An error then, if there's a control.  A warning otherwise.

Daryl Olander wrote:
If it violates the contract, it's not a warning. (That assumes there is a
control in the shared flow)

On 1/18/06, Rich Feit <[EMAIL PROTECTED]> wrote:
I'm suggesting the warning for *any* public method that's not marked
synchronized.  Why wouldn't this be sufficient?

Daryl Olander wrote:
I'm not sure this is legal.  The contract between the control and
container
as far as I can tell is that we won't allow multiple threads into a
control
that is marked single threaded.  At the minimum we would have to mark
all
methods that access a control (and a control couldn't be public or
package-protected).  This would involve code analysis of control usage
or we
would have to mark all methods synchronized.  It seems to me the safest
policy is  either 1) mark them all synchonized if controls are present
in
the shared flow, or 2) not allow for single-threaded controls inside a
shared flow by failing the compile.

We are already going to be forced to make some changes to try and
support
the proper request/response behavior and we will have to specifically
define
the life cycle for resource events.  I don't believe there is any way to
prevent resources from being shared between threads.  I believe we are
going
to have to have a warning when compiling shared flow (and global app)
about
the resource issue.

On 1/17/06, Rich Feit <[EMAIL PROTECTED]> wrote:

I think we might get far by putting a warning on any public or
package-protected method of a shared flow that's not marked with
'synchronized'.  What do you think?

Daryl Olander wrote:

Sorry, I meant that action execution is serialized but that other

threads

can run in a shared flow when the action is executing.

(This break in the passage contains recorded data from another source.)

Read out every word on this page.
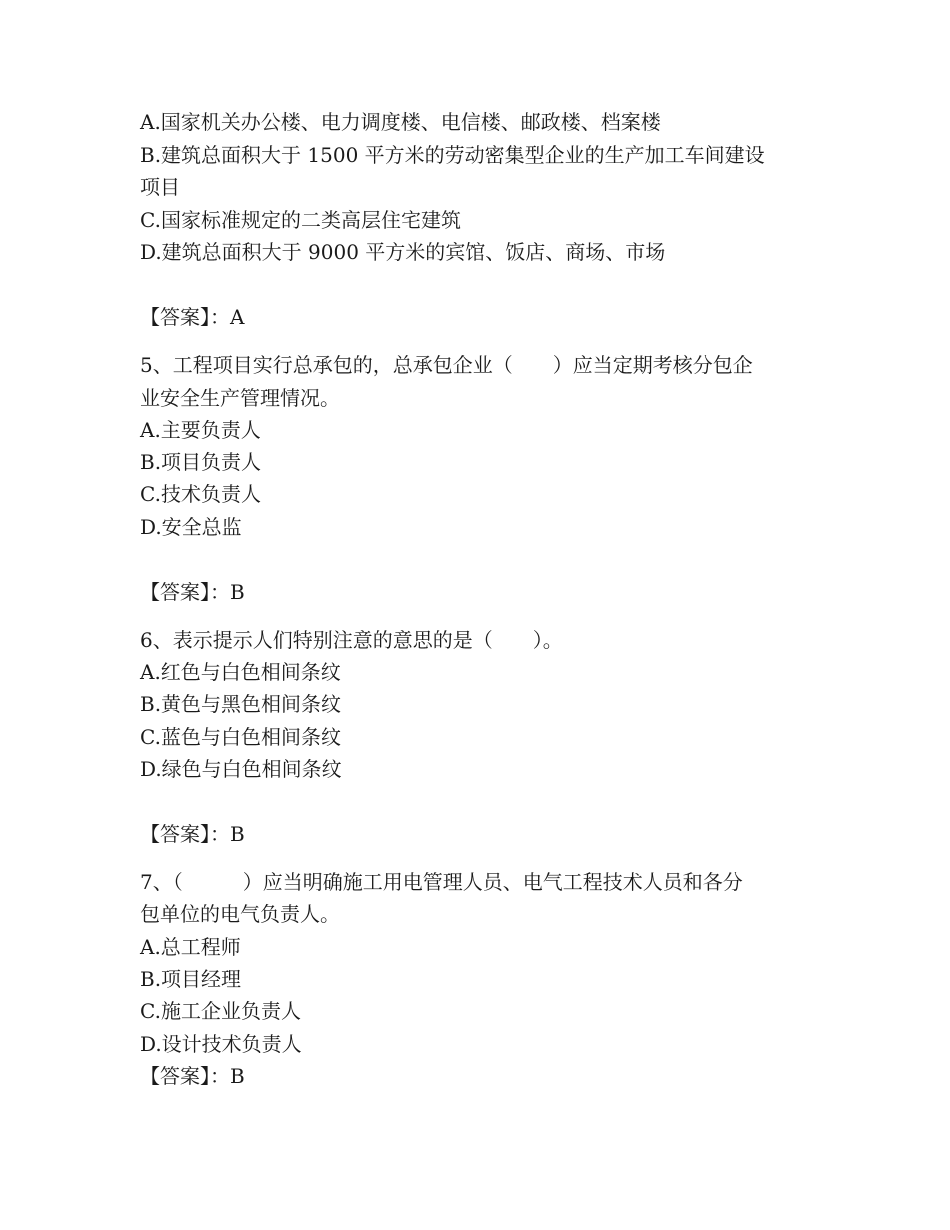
A.国家机关办公楼、电力调度楼、电信楼、邮政楼、档案楼
B.建筑总面积大于 1500 平方米的劳动密集型企业的生产加工车间建设
项目
C.国家标准规定的二类高层住宅建筑
D.建筑总面积大于 9000 平方米的宾馆、饭店、商场、市场
【答案】：A
5、工程项目实行总承包的，总承包企业（　　）应当定期考核分包企
业安全生产管理情况。
A.主要负责人
B.项目负责人
C.技术负责人
D.安全总监
【答案】：B
6、表示提示人们特别注意的意思的是（　　）。
A.红色与白色相间条纹
B.黄色与黑色相间条纹
C.蓝色与白色相间条纹
D.绿色与白色相间条纹
【答案】：B
7、（　　　）应当明确施工用电管理人员、电气工程技术人员和各分
包单位的电气负责人。
A.总工程师
B.项目经理
C.施工企业负责人
D.设计技术负责人
【答案】：B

On 1/17/06, Daryl Olander <[EMAIL PROTECTED]> wrote:


Looks like the default for the thread policy on a control is single
threaded.  As described in previous mails, Shared Flows and Global
App
are

not single threaded.  I believe that action execution is single

threaded,

but that mulitple threads can access state and call member method on
a
shared flow while an action is running.  The question I have when the
control JavaDoc specifies that the infrastructure must insure only a

single

thread will execute in a particular instance of that control at a
time,
does

this mean the control container?  If this is true, it seems to me we

are

going to have to throw exceptions when controls that are single

threaded are

created in either a Global App or Shared Flow.

Does this match others understanding?